Health homes are collaborative networks of community-based organizations, health plans, providers, and other agencies that join to provide coordinated services to high-utilizing, high-cost Medicaid recipients with chronic conditions. Instead of receiving piecemeal services from several providers, the members are assigned one person who coordinates everything.
The care managers bring together all the providers treating a patient and share the care plan with everyone who comes in contact with an individual, ensuring that all clinicians are aware of what the others are doing and that everyone is on the same page, Leonard adds.
The health home system in New York was designed so that providers can identify patients who are in the health home and get in touch with their case managers right away.
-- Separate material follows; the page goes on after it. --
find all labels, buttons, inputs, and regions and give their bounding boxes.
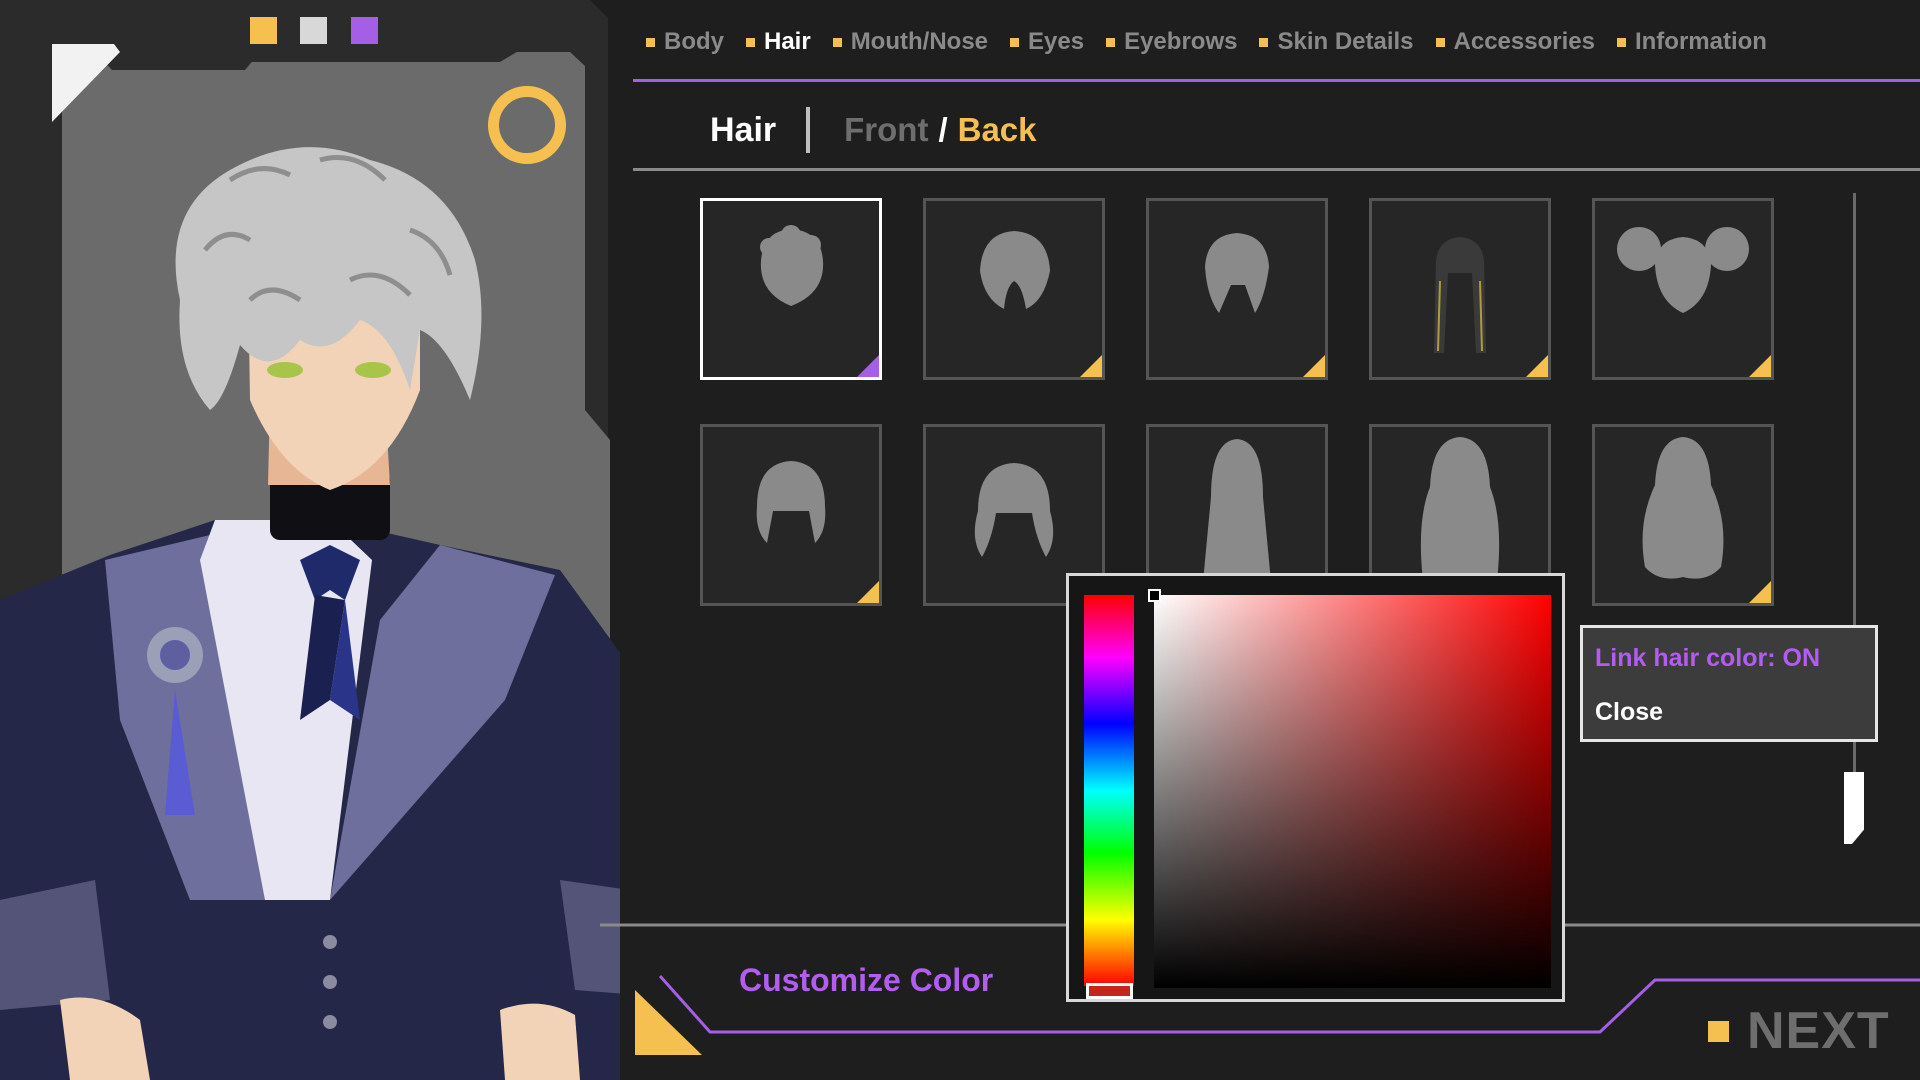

“A major piece is that hospitals, health plans, clinics, ambulatory sites, and other providers are all collaborating to create healthy communities and sharing information in real time,” Leonard says.
For instance, a case manager in the hospital may alert a health plan case manager when a member is hospitalized with a chronic illness. The health plan case managers can contact the patient in the hospital or the health home’s care management agency and get a head start on post-discharge education and support.
“One of the most opportune times to enroll patients in a disease management program is when they are in the hospital. Nobody wants to be in the hospital, and patients often are ready to think about changing to prevent being hospitalized in the future. When the hospital case manager, the health plan case manager, and case managers in other settings collaborate, everybody wins,” she says.
Case managers across the continuum work closely to coordinate care in New York state’s health homes, aimed at improving care for high-cost Medicaid beneficiaries.